I created a benchmark to test the difference between mapped iteration and plain array iteration. You can download the test code here.
Basically, the idea is that you have a loop somewhere, you go through your mapped data and perform an action on each element. The loop is very simple and you don’t pass the mapped object to another method, everything happens in the loop code. Although this case is quite simple and doesn’t describe every scenario, it will also be very common.

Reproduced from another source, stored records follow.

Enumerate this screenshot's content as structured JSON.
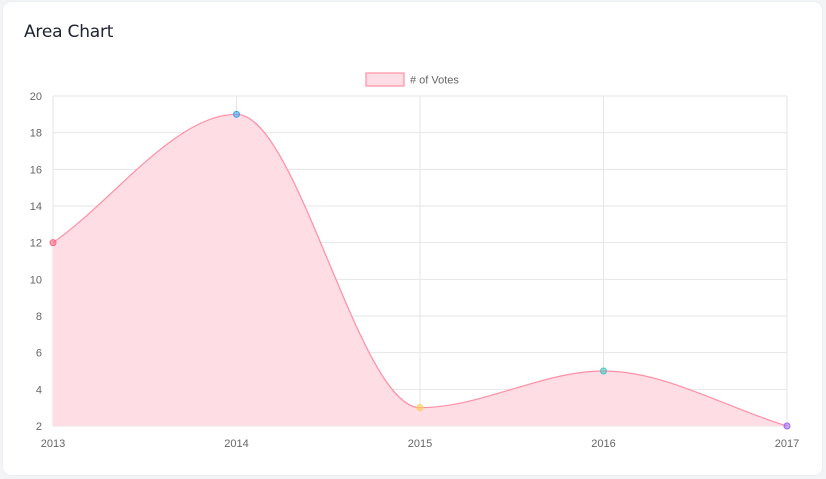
{
  "card": {
    "title": "Area Chart"
  },
  "chart_data": {
    "type": "area",
    "title": "",
    "xlabel": "",
    "ylabel": "",
    "x": [
      "2013",
      "2014",
      "2015",
      "2016",
      "2017"
    ],
    "series": [
      {
        "name": "# of Votes",
        "values": [
          12,
          19,
          3,
          5,
          2
        ],
        "fill_color": "#ffdde4",
        "line_color": "#ff8fa6",
        "point_colors": [
          "#ff6384",
          "#36a2eb",
          "#ffce56",
          "#4bc0c0",
          "#9966ff"
        ]
      }
    ],
    "ylim": [
      2,
      20
    ],
    "yticks": [
      "2",
      "4",
      "6",
      "8",
      "10",
      "12",
      "14",
      "16",
      "18",
      "20"
    ],
    "grid": true,
    "legend": "top-center"
  }
}
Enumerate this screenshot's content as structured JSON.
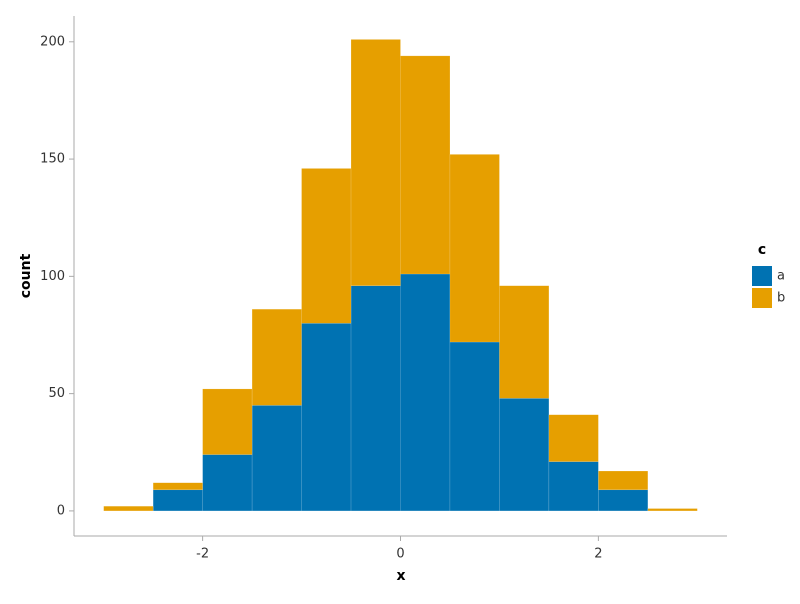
{
  "chart_data": {
    "type": "histogram",
    "x_label": "x",
    "y_label": "count",
    "bins": [
      -3,
      -2.5,
      -2,
      -1.5,
      -1,
      -0.5,
      0,
      0.5,
      1,
      1.5,
      2,
      2.5,
      3
    ],
    "stacked": true,
    "series": [
      {
        "name": "a",
        "color": "#0072b2",
        "values": [
          0,
          9,
          24,
          45,
          80,
          96,
          101,
          72,
          48,
          21,
          9,
          0
        ]
      },
      {
        "name": "b",
        "color": "#e69f00",
        "values": [
          2,
          3,
          28,
          41,
          66,
          105,
          93,
          80,
          48,
          20,
          8,
          1
        ]
      }
    ],
    "legend_title": "c",
    "legend_position": "right",
    "xlim": [
      -3.3,
      3.3
    ],
    "xticks": [
      -2,
      0,
      2
    ],
    "ylim": [
      -10.7,
      211
    ],
    "yticks": [
      0,
      50,
      100,
      150,
      200
    ],
    "grid": false
  }
}
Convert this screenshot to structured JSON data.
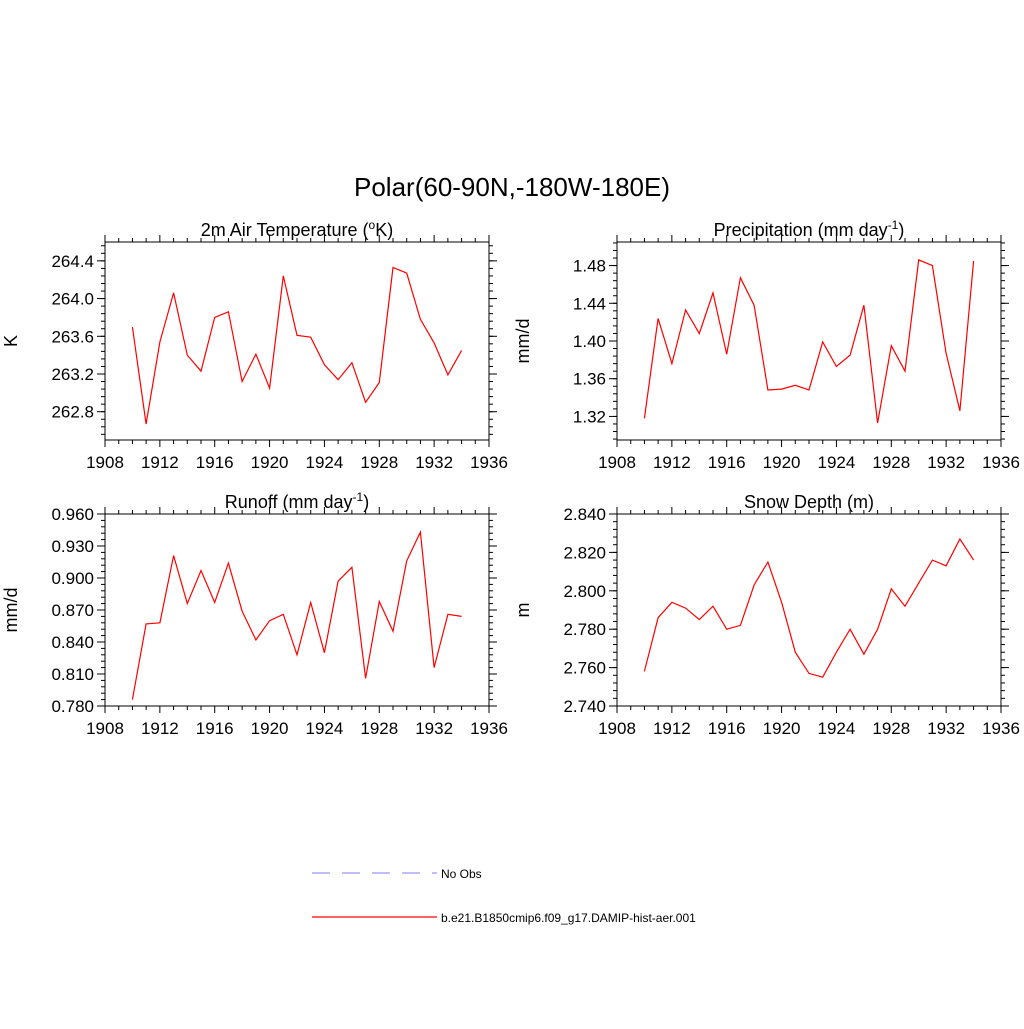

The important point here is that you don’t care about what happens to the current view offset. The current .view could have been anything before entering the loop and it will be something (mostly) useless after it (for the code after the loop). So, if we assume this is true, the problem is that every time you set the current view in the loop, you’re basically changing a value in system memory. Whereas in the case of array iteration, you only change the value of a CPU register. This implies a performance overhead that can become quite big, depending on the complexity of the mapped data and the computation that’s happening. For the simplest case I’m testing (a mapped object holding a single integer), the performance difference is a bit over 3x in favor of array access.
I guess there are better ways to solve this, but one simple solution would be introducing a second way to set the current view, that would only be valid in the current method/scope (.localView or .scopeView?). The user would only need to know/care that .view is “sticky” and .localView is temporary. So, both of these methods would have identical results:
void testView(MappedFoo foo) {
for ( int i = 0; i < 100; i++ ) {
foo.view = i;
// do something with foo
}
}
void testLocal(MappedFoo foo) {
for ( int i = 0; i < 100; i++ ) {
foo.localView = i;
// do something with foo
}
}
except that after testView foo.view will be equal to 99, but after testLocal it will be whatever it was before. As for what happens under the hood, see methods testView2 and testLocal in the code I linked above. That is what the bytecode transformer should output. If you run the benchmark, you’ll see that testLocal has almost identical performance to testJava.
Implementation-wise, there are some complications (e.g. what happens in the method stack, we need a stack slot for each mapped object, for the local address variable), but I think it’s doable. Riven would know better of course. What do you think?
edit: I guess it’s obvious, but the local viewAddress in testView2 is needed so that you can mix/match .view and .localView in the same method.